Was their cause reasonably just? "I suppose so. From the perspective of the Iranian government and the majority of Farsi-speaking Iranians, these people were a terrorist and separatist group who wanted to break away from Iran. Well, regarding that, I can tell you with certainty that it's not true. They didn't want to separate from Iran; they wanted some political autonomy and for children to study in Arabic. It is also true that they had endured almost a century of brutal repression designed by successive regimes in Tehran. The reason was oil. The Arab province has oil. Today, a timid movement survives that faces the brutal repression of the Revolutionary Guard."

Macintyre refers to the Islamic Republic as a fascist-religious system. Was it so in 1980? When Sadegh Ghotbzadeh, Tehran's Foreign Minister, learned of the embassy's kidnapping, his response was indeed fascist and religious: he informed the UK that he would not negotiate anything, that any concession would be avenged, and that the Iranian hostages were happy to die as martyrs and ascend to paradise. "There is not a strand of clash between civilizations or religions in this conflict," he clarifies. It was exclusively a political protest. The Arabs were Shia like the Iranians in Tehran."

And on the other side? The Siege also talks about the police who tried to convince the occupiers to surrender and the soldiers who finished the task with blood and fire.

-Would this story have been different in Paris, with Mitterrand?

-I hadn't thought about it. Is there something essentially British in this story? Perhaps. The police approach, to begin with. They tried to persuade these lost young men that they could find a bloodless end to the assault. They tried to convince them, be their friends... And then, they sent the Army to storm the embassy, so I suppose that approach failed. I suspect that Mitterrand would have sent the Army in earlier because that was his way of confronting those who challenged the power of the state. I lived in Paris at that time and always saw Mitterrand as a 'hard cookie' politician, which is a very British expression. I think he would have sent the troops in earlier, and more people would have died. In the United States, it would have been different too because society's pain threshold for a shootout is very low. And there are some references from Scandinavian countries. In the case that gave the name to the Stockholm Syndrome... Well, everything was simpler because the kidnapper was a somewhat brainless criminal. The strategy was to talk and talk until he surrendered.

"I believe the kidnappers were about to surrender.

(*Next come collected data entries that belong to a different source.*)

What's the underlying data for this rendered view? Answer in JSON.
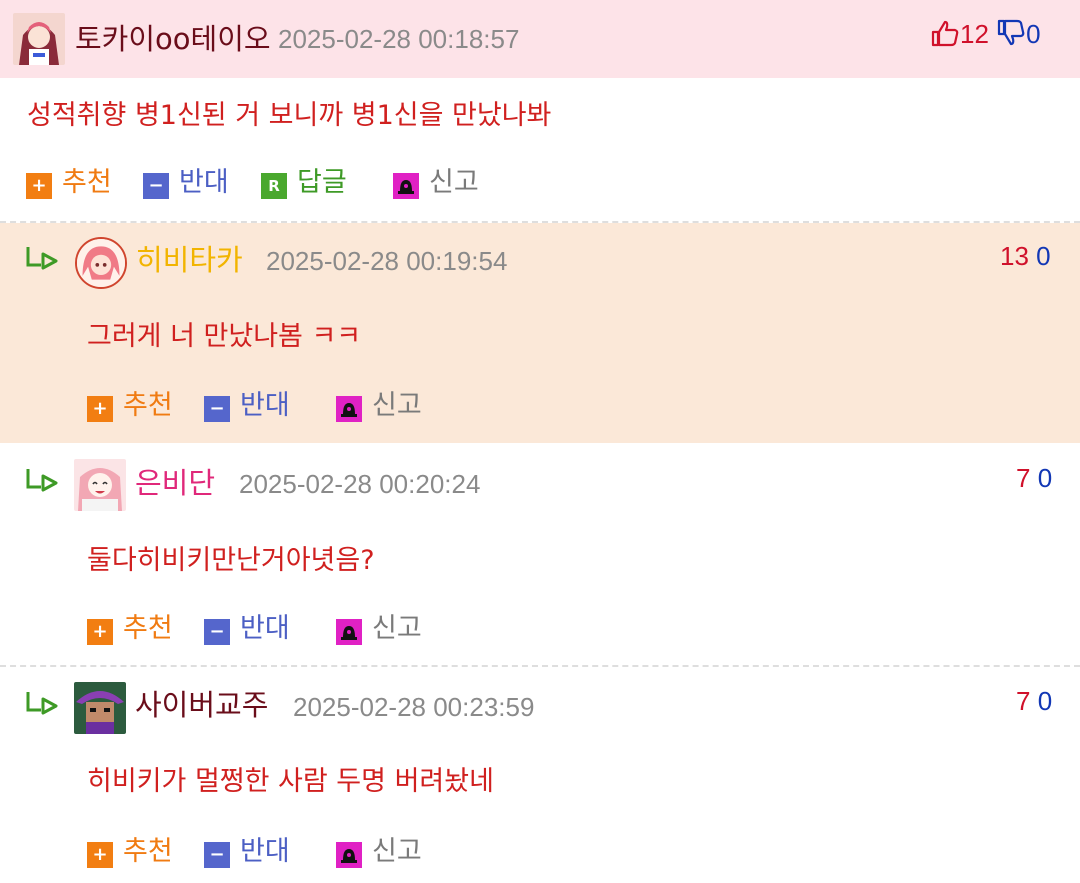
{
  "main_comment": {
    "nickname": "토카이oo테이오",
    "date": "2025-02-28 00:18:57",
    "up": "12",
    "down": "0",
    "text": "성적취향 병1신된 거 보니까 병1신을 만났나봐",
    "actions": {
      "recommend": "추천",
      "oppose": "반대",
      "reply": "답글",
      "report": "신고"
    },
    "nick_color": "#6a0d1a"
  },
  "replies": [
    {
      "nickname": "히비타카",
      "date": "2025-02-28 00:19:54",
      "up": "13",
      "down": "0",
      "text": "그러게 너 만났나봄 ㅋㅋ",
      "nick_color": "#f2b400",
      "highlight": true,
      "actions": {
        "recommend": "추천",
        "oppose": "반대",
        "report": "신고"
      }
    },
    {
      "nickname": "은비단",
      "date": "2025-02-28 00:20:24",
      "up": "7",
      "down": "0",
      "text": "둘다히비키만난거아녓음?",
      "nick_color": "#e0287a",
      "highlight": false,
      "actions": {
        "recommend": "추천",
        "oppose": "반대",
        "report": "신고"
      }
    },
    {
      "nickname": "사이버교주",
      "date": "2025-02-28 00:23:59",
      "up": "7",
      "down": "0",
      "text": "히비키가 멀쩡한 사람 두명 버려놨네",
      "nick_color": "#6a0d1a",
      "highlight": false,
      "actions": {
        "recommend": "추천",
        "oppose": "반대",
        "report": "신고"
      }
    }
  ],
  "colors": {
    "header_bg": "#fde3e8",
    "highlight_bg": "#fbe8d8",
    "text_red": "#d0201f",
    "up_red": "#d0112b",
    "down_blue": "#1237b5"
  },
  "icons": [
    "thumbs-up-icon",
    "thumbs-down-icon",
    "plus-icon",
    "minus-icon",
    "reply-icon",
    "report-icon",
    "reply-arrow-icon"
  ]
}
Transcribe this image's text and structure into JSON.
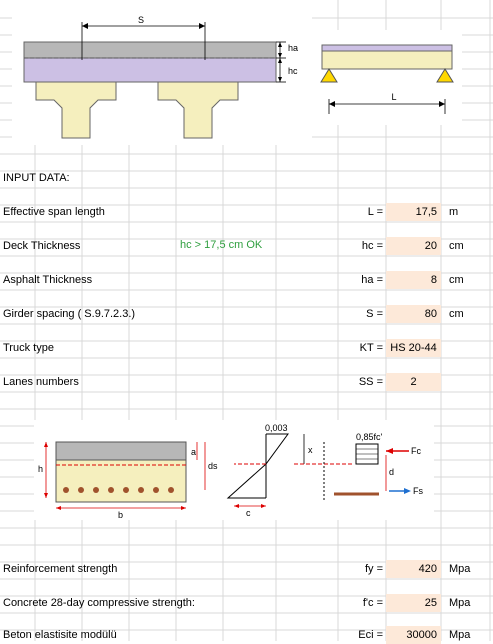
{
  "top_figure": {
    "s_label": "S",
    "ha_label": "ha",
    "hc_label": "hc",
    "l_label": "L"
  },
  "section_title": "INPUT DATA:",
  "rows": [
    {
      "label": "Effective span length",
      "symbol": "L =",
      "value": "17,5",
      "unit": "m"
    },
    {
      "label": "Deck Thickness",
      "symbol": "hc =",
      "value": "20",
      "unit": "cm",
      "check": "hc  >  17,5 cm   OK"
    },
    {
      "label": "Asphalt Thickness",
      "symbol": "ha =",
      "value": "8",
      "unit": "cm"
    },
    {
      "label": "Girder spacing ( S.9.7.2.3.)",
      "symbol": "S =",
      "value": "80",
      "unit": "cm"
    },
    {
      "label": "Truck type",
      "symbol": "KT =",
      "value": "HS 20-44",
      "unit": ""
    },
    {
      "label": "Lanes numbers",
      "symbol": "SS =",
      "value": "2",
      "unit": ""
    }
  ],
  "section_figure": {
    "h_label": "h",
    "a_label": "a",
    "ds_label": "ds",
    "b_label": "b",
    "strain_label": "0,003",
    "x_label": "x",
    "c_label": "c",
    "stress_label": "0,85fc'",
    "fc_label": "Fc",
    "fs_label": "Fs",
    "d_label": "d"
  },
  "rows2": [
    {
      "label": "Reinforcement strength",
      "symbol": "fy =",
      "value": "420",
      "unit": "Mpa"
    },
    {
      "label": "Concrete 28-day compressive strength:",
      "symbol": "f'c =",
      "value": "25",
      "unit": "Mpa"
    },
    {
      "label": "Beton elastisite modülü",
      "symbol": "Eci =",
      "value": "30000",
      "unit": "Mpa"
    }
  ]
}
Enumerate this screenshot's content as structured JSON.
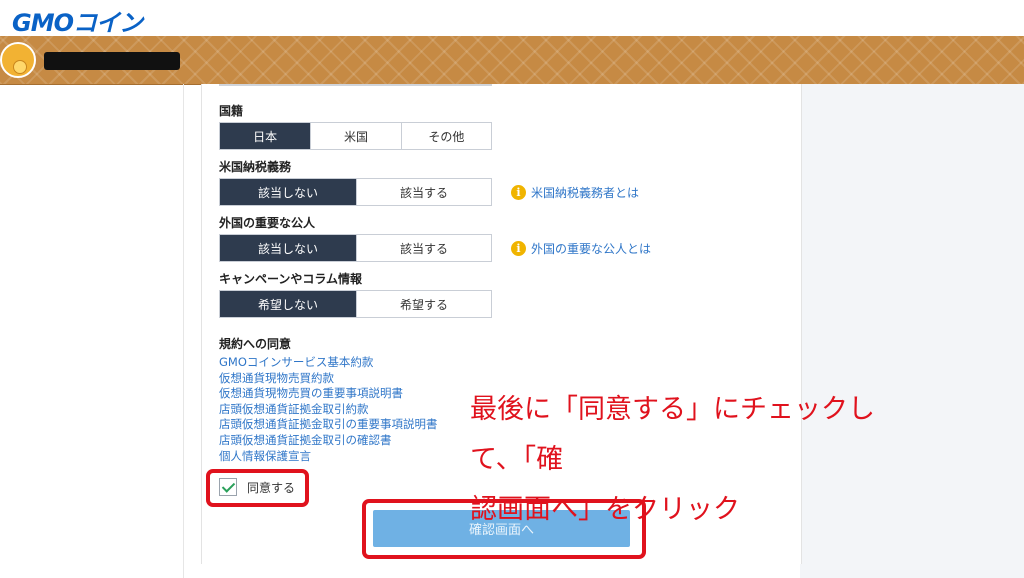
{
  "header": {
    "logo_text": "GMOコイン",
    "brand_color": "#0a62c6"
  },
  "form": {
    "nationality": {
      "title": "国籍",
      "options": [
        "日本",
        "米国",
        "その他"
      ],
      "selected": "日本"
    },
    "us_tax": {
      "title": "米国納税義務",
      "options": [
        "該当しない",
        "該当する"
      ],
      "selected": "該当しない",
      "info_link": "米国納税義務者とは"
    },
    "pep": {
      "title": "外国の重要な公人",
      "options": [
        "該当しない",
        "該当する"
      ],
      "selected": "該当しない",
      "info_link": "外国の重要な公人とは"
    },
    "campaign": {
      "title": "キャンペーンやコラム情報",
      "options": [
        "希望しない",
        "希望する"
      ],
      "selected": "希望しない"
    },
    "terms": {
      "title": "規約への同意",
      "links": [
        "GMOコインサービス基本約款",
        "仮想通貨現物売買約款",
        "仮想通貨現物売買の重要事項説明書",
        "店頭仮想通貨証拠金取引約款",
        "店頭仮想通貨証拠金取引の重要事項説明書",
        "店頭仮想通貨証拠金取引の確認書",
        "個人情報保護宣言"
      ]
    },
    "agree_label": "同意する",
    "agree_checked": true,
    "confirm_button": "確認画面へ"
  },
  "annotation": {
    "line1": "最後に「同意する」にチェックして、「確",
    "line2": "認画面へ」をクリック",
    "color": "#e0121d"
  },
  "icons": {
    "info": "info-icon",
    "check": "check-icon"
  }
}
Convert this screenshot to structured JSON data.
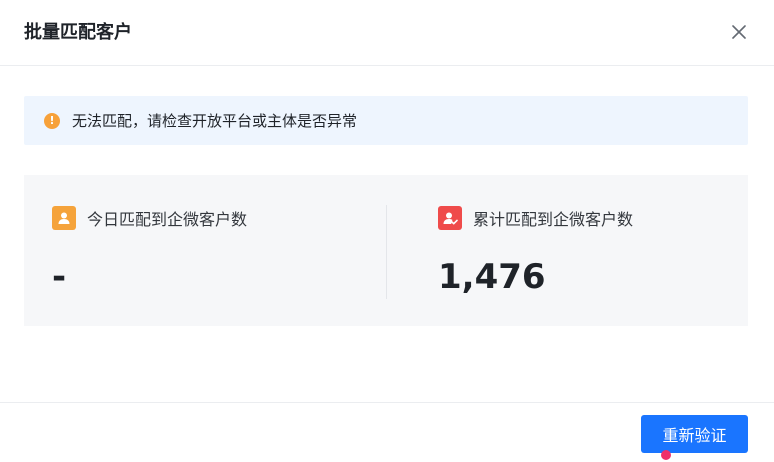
{
  "dialog": {
    "title": "批量匹配客户",
    "close_icon": "close-icon"
  },
  "alert": {
    "icon": "warning-icon",
    "icon_glyph": "!",
    "text": "无法匹配，请检查开放平台或主体是否异常"
  },
  "stats": [
    {
      "icon": "user-icon",
      "color": "#f5a33b",
      "label": "今日匹配到企微客户数",
      "value": "-"
    },
    {
      "icon": "user-check-icon",
      "color": "#ef4b4b",
      "label": "累计匹配到企微客户数",
      "value": "1,476"
    }
  ],
  "footer": {
    "primary_button": "重新验证"
  },
  "colors": {
    "primary": "#1a75ff",
    "alert_bg": "#eef5fe",
    "warning": "#f7a13a"
  }
}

With a little more willingness...," says Macintyre. "And I think Margaret Thatcher was the figure that tipped the scales of the story. The best and the worst of Thatcher is in the embassy siege. The best: she was extremely clear. She set a precise goal for the negotiators, told them what she wanted and what they could offer, without changing her mind. She made it clear to the military and the police that she would take responsibility. 'My neck will be on the line.' There are no politicians who speak like that anymore. The worst? The toughness, the rigidity. She was convinced she was right. And there was a bit of a personal gamble in this case. Thatcher needed to consolidate her position, and the embassy was, in part, her gamble. It conveyed the image that the UK hits back. I don't like it, but people do."

The Siege is not a novel, so something about its outcome can be told. One: Minister Ghotbzadeh was executed by his regime in 1982, accused of spying for Israel. And two: Trevor Lock, a London bobby held hostage in the embassy, behaved like a hero. In the days leading up, he thought of himself as a coward.